Le titre de propriété du chalet rénové n’est quant à lui pas versé aux débats.
Diverses confusions ont ainsi été effectuées entre les sociétés défenderesses, mais les deux figurent bien dans les différents documents de projet d’extension et de rénovation du chalet, pour lequel Madame [N] [X] sollicite le paiement de ses honoraires.
Dès lors, son action est bien recevable à l’encontre de la SCI HARMONIE.
I/ Sur les demandes de Madame [N] [X]
1) S’agissant du paiement de ses honoraires
Aux termes des articles 1103 et 1104 du code civil, les contrats légalement formés tiennent lieu de loi à ceux qui les ont faits, ils doivent être négociés, formés et exécutés de bonne foi. Cette disposition est d’ordre public.
Conformément aux dispositions de l’article 1217 du code civil, la partie envers laquelle l’engagement n’a pas été exécuté, ou l’a été imparfaitement, peut :
— refuser d’exécuter ou suspendre l’exécution de sa propre obligation ;
— poursuivre l’exécution forcée en nature de l’obligation ;
— obtenir une réduction du prix ;
— provoquer la résolution du contrat ;
— demander réparation des conséquences de l’inexécution.
Les sanctions qui ne sont pas incompatibles peuvent être cumulées ; des dommages et intérêts peuvent toujours s’y ajouter.
En application de l’article 1231-6 du code civil, les dommages et intérêts dus à raison du retard dans le paiement d’une obligation de somme d’argent consistent dans l’intérêt au taux légal, à compter de la mise en demeure.
Ces dommages et intérêts sont dus sans que le créancier soit tenu de justifier d’aucune perte.
Il est constant depuis une décision de la chambre commerciale de la Cour d’appel de [Localité 1] du 29 avril 2021 non frappé de pourvoi (n°18/04373), que le contrat d’architecte peut être oral, l’exigence d’un écrit n’étant pas prescrit à peine d’irrecevabilité mais constitue un moyen de preuve. Le contrat d’architecte se forme par la rencontre des consentements des parties. L’article 11 du code de déontologie des architectes précise certes que “tout engagement professionnel de l’architecte doit faire l’objet d’une convention écrite préalable, définissant la nature et l’étendue de ses missions ou de ses interventions ainsi que les modalités de sa rémunération”. Il s’agit cependant d’une obligation déontologique qui ne prive pas l’architecte de rémunération si le contrat n’a pas été conclu par écrit. Il appartient par contre en l’absence de contrat écrit à l’architecte de démontrer le bien fondé des honoraires réclamés. Par ailleurs, la gratuité ne se présume pas ; l’architecte est rémunéré au vu des prestations accomplies. Il appartient à son cocontractant, dès lors qu’un contrat est conclu, d’établir la commune intention des parties sur la gratuité des prestations.
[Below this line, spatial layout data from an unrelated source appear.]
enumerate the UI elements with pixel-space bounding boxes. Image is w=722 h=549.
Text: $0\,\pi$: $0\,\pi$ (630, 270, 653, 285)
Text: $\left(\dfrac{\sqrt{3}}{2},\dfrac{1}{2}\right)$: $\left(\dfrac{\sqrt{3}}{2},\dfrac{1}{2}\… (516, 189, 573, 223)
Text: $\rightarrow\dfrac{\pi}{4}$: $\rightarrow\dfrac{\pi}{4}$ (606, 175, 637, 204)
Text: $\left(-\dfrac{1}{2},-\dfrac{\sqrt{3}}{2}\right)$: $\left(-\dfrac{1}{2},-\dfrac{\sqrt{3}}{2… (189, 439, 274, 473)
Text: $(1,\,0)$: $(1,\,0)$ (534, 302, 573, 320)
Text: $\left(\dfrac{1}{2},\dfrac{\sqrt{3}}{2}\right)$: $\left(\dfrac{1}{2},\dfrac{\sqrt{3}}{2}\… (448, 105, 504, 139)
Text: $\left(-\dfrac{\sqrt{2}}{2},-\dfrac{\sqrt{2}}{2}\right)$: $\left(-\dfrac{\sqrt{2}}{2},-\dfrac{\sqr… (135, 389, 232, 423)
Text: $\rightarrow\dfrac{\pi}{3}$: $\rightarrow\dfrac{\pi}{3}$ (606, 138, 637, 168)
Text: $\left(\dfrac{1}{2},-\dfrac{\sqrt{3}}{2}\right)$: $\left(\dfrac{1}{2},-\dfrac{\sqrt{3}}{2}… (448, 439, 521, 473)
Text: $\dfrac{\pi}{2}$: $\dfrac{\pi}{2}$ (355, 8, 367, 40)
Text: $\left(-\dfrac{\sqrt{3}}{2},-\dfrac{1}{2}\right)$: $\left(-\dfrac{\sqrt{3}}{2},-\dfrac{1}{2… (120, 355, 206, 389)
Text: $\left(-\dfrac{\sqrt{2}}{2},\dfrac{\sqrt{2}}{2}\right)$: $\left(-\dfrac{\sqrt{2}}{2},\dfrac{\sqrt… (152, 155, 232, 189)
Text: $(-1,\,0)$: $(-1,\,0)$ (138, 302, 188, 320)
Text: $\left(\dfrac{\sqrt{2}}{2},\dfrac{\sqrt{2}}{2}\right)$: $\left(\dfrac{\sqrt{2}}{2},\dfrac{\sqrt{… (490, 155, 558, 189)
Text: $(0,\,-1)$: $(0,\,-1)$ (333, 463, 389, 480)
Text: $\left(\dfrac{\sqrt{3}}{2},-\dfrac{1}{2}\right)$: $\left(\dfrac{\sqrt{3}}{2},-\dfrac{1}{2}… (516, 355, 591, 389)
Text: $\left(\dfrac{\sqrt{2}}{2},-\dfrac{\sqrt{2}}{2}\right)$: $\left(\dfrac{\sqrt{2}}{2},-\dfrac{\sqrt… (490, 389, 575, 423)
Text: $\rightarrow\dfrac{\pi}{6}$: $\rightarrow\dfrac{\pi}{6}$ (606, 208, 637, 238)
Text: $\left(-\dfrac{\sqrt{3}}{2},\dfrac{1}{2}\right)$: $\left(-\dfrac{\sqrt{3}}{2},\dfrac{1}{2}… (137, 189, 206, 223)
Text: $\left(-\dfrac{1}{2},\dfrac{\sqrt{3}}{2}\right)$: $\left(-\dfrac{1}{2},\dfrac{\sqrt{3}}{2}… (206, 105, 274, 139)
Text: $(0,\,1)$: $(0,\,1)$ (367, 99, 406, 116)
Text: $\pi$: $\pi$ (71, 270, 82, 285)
En l’espèce, Madame [N] [X] sollicite le paiement de la somme de 46 680 € TTC, correspondant à la somme due pour 60 % des missions réalisées, outre intérêts au taux légal à compter du 17 juillet 2019.
Elle fait valoir qu’elle a passé 455 heures de travail sur ce projet, qu’elle a bien expliqué son mode de rémunération aux défenderesses par courrier électronique du 12 décembre 2018 (pièces 10 et 21 de la demanderesse) et que ledit projet a été mené à son terme sur la base du permis de construire qu’elle avait obtenu.
La SCI SYMPHONIE et la SCI HARMONIE estiment quant à elles que la facture produite est injustifiée tant dans son principe que dans son quantum, en ce qu’elles n’étaient pas au courant du montant des honoraires de Madame [N] [X], qu’elles les ont découverts lors de l’émission de ladite facture et qu’aucun contrat n’a été signé par ces dernières.
Il résulte du pouvoir donné par Monsieur [I] [Q] en sa qualité de représentant de la SCI HARMONIE à Madame [N] [X] le 4 avril 2018, “pour la signature du permis de construire” concernant l’extension et la rénovation du chalet ARKOR sis [Adresse 4] à Avoriaz (74110) (pièce 26 de la demanderesse) que celui-ci vaut acceptation partielle des missions pour lequelles Madame [N] [X] se prévaut d’avoir été sollicitée puisque, par ce pouvoir, la SCI HARMONIE a accepté que Madame [N] [X] remplisse sa mission d’architecte tendant à solliciter un permis de construire pour l’extension et la rénovation du chalet.
Toutefois, le contrat d’architecte produit par cette dernière (pièce n°1) n’est non seulement pas signé par le maître d’ouvrage mais encore, il porte la date du 2 novembre 2018.
Or, il résulte de la chronologie des actes établis par Madame [N] [X] elle-même que son intervention en qualité d’architecte dans le projet litigieux a démarré en juin 2017 (pièce n°21 de la demanderesse), ce que confirment les défenderesses, et qu’elle a cessé fin décembre 2018-début janvier 2019 comme cela ressort des échanges de courriels entre les parties (pièces n°11 de la demanderesse), de la note d’honoraires du 16 janvier 2019 (pièce n°5 de la demanderesse) et de la chronologie susvisée, Madame [N] [X] la finalisant au 30 octobre 2018 (pièce n°21 de la demanderesse).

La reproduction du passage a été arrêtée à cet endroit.